「大阪都構想」など全国的に注目を集める大阪市長選と大阪府知事選のダブル選挙。23日の「勤労感謝の日」に関西地方を訪れたので、市長候補2人の街頭演説を聞いてきました。
祝日の繁華街での街頭演説ということもあり、両陣営とも応援弁士にビッグネームを投入。なかなか聞き応えのある演説会でした。現職の平松陣営は、今は自民党を離党している野中広務氏、評論家の佐高信氏ら幅広い多彩な顔ぶれ。橋下陣営は、府知事候補と並び「平成維新の会」を前面に出し、「府」と「市」の一体改革を強調。みんなの党の渡辺喜美代表や愛知県の大村知事がマイクを握りました。
選挙戦の最中なので、無責任な論評は避けます。27日の大阪市民、大阪府民の選択がいかなる方向性を示すのか、興味深く見ていようと思います。ただ双方の話を聞きながら、この選挙には実に多くの考えるべき課題が提起されているという印象を持ちました。
例えば「政令市と府県の関係」。私も新聞記者時代に初任地の神奈川県で5年間勤務しましたので、様々な機会に「横浜市」と「神奈川県」の関係性を垣間見てきました。まして神奈川県は横浜、川崎という政令市を2つ(今は相模原も加わったので3つ)抱えていました。人口も850万の神奈川県(今は900万超)のうち、横浜市が40%程度、川崎市が15%と2政令市で半分以上を占めていました。こうなると言い方は妙ですが、神奈川県は「町村担当」という印象です。
大阪府も大阪市、堺市と政令市が二つになり、特に大阪市は関西全体の中心という顔もあります。大阪府知事になった橋下氏が様々な取り組みを行う中で財源も権限も持つ巨大な「大阪市」という存在が、橋下氏にとってのある種の“障壁”と感じていたのでしょう。その気分はわからないではありません。
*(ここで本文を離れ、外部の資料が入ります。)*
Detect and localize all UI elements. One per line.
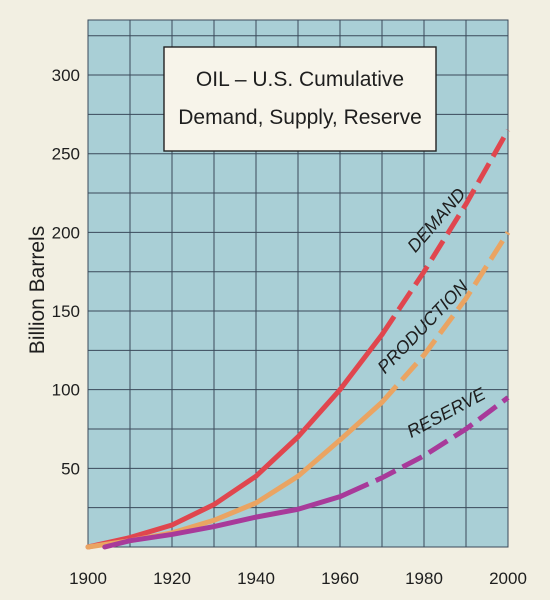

その解決策が、移行には法律的な課題も多い「都構想」というのが妥当なのか、その賛否はともかく、明治期に基本形ができた国・都道府県・市区町村という構図が制度疲労を起こしているのではないかという議論は重要ではないでしょうか。今回の選挙結果は、直接・間接的に多くの自治体にも影響するでしょう。拙速な結論を出す必要はありませんし、道州制か否かという議論だけではなく、新しい時代の地方自治のあり方を積極的に見直す時期を迎えていると感じています。
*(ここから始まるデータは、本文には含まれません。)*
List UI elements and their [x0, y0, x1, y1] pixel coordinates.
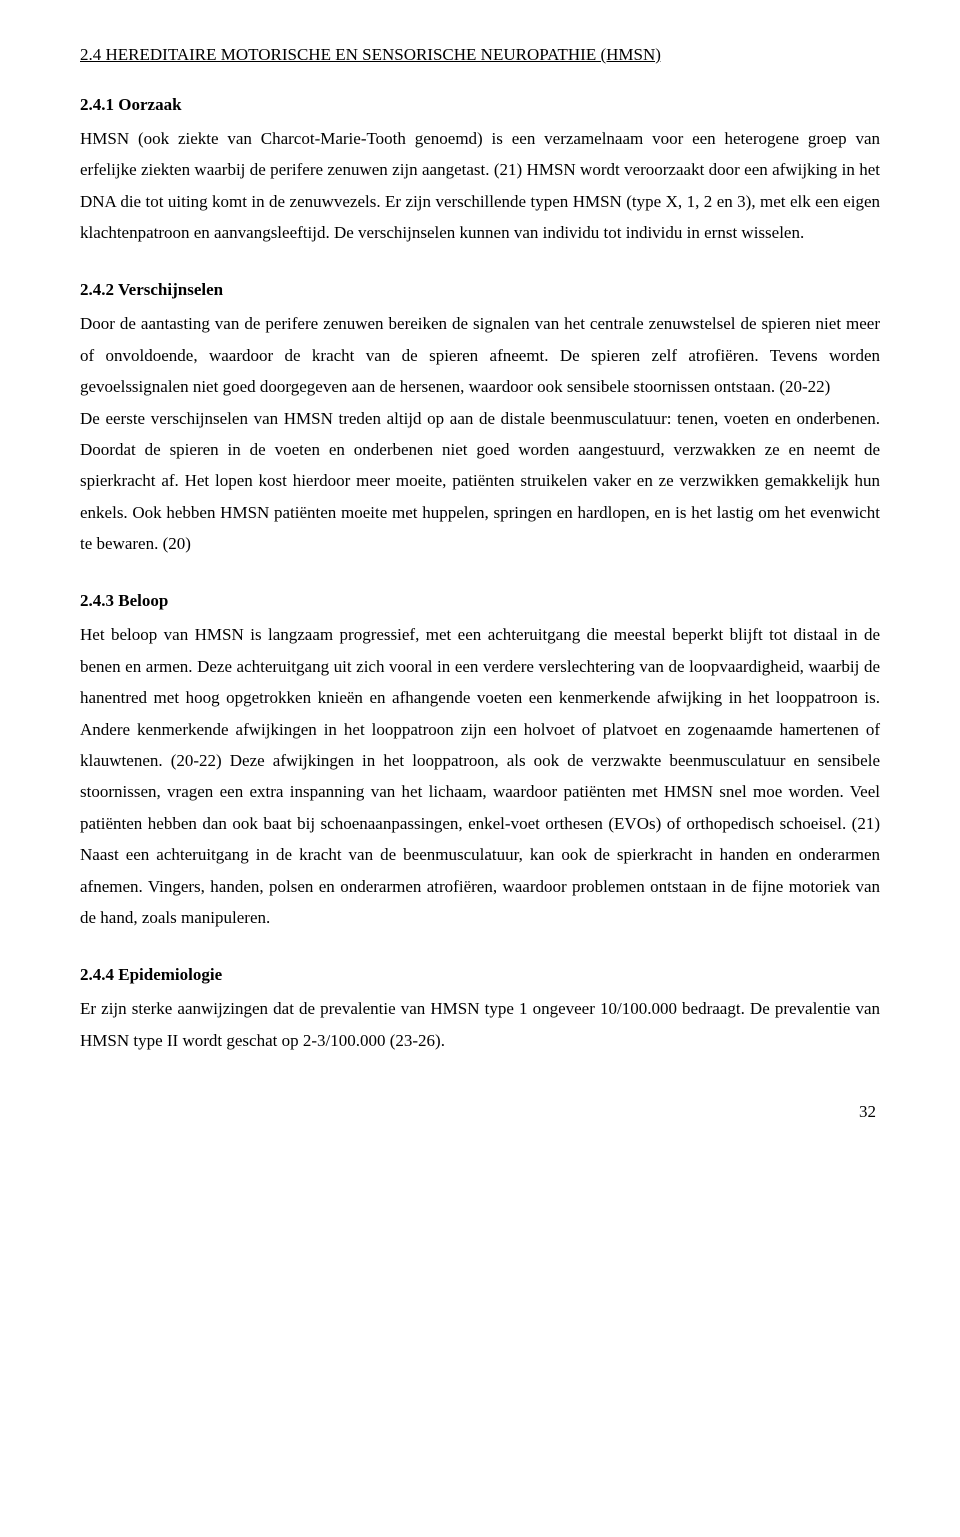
subheading-242: 2.4.2 Verschijnselen	[80, 277, 880, 303]
paragraph-244: Er zijn sterke aanwijzingen dat de preva…	[80, 993, 880, 1056]
subheading-243: 2.4.3 Beloop	[80, 588, 880, 614]
paragraph-242-p1: Door de aantasting van de perifere zenuw…	[80, 314, 880, 396]
paragraph-242-p2: De eerste verschijnselen van HMSN treden…	[80, 409, 880, 554]
spacer	[80, 560, 880, 588]
heading-main: 2.4 HEREDITAIRE MOTORISCHE EN SENSORISCH…	[80, 42, 880, 68]
document-page: 2.4 HEREDITAIRE MOTORISCHE EN SENSORISCH…	[0, 0, 960, 1172]
subheading-241: 2.4.1 Oorzaak	[80, 92, 880, 118]
paragraph-241: HMSN (ook ziekte van Charcot-Marie-Tooth…	[80, 123, 880, 249]
page-number: 32	[80, 1102, 880, 1122]
subheading-244: 2.4.4 Epidemiologie	[80, 962, 880, 988]
paragraph-242: Door de aantasting van de perifere zenuw…	[80, 308, 880, 560]
paragraph-243: Het beloop van HMSN is langzaam progress…	[80, 619, 880, 933]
さて今回の大阪市長選、その選挙構図も注目されています。橋下氏の「市長選鞍替え」というアクションに加え、その言動、教育基本条例案の問題などによって「反・独裁」(すごい言葉ですね・・・)というテーマも焦点として浮上。よくは知りませんが、そのスマートな風貌などからも温厚な紳士という印象を受ける平松氏と、タレント弁護士時代から過激な発言が目立っていた橋下氏という個性の違いも影響しているのでしょうが、街頭演説会の周辺でも「反独裁政治」というキャンペーンを目にしました。共産党が大型選挙で候補者擁立を見送るという異例の対応もしたことも、ある種の“危機感”なのだと実感しました。
ただ、向こうで聞いた限りでは、実は市民的盛り上がりはいまひとつとの声も・・・。さあ、どういう結論を大阪市民が出すのか、注目して日曜日の夜を迎えたいと思います。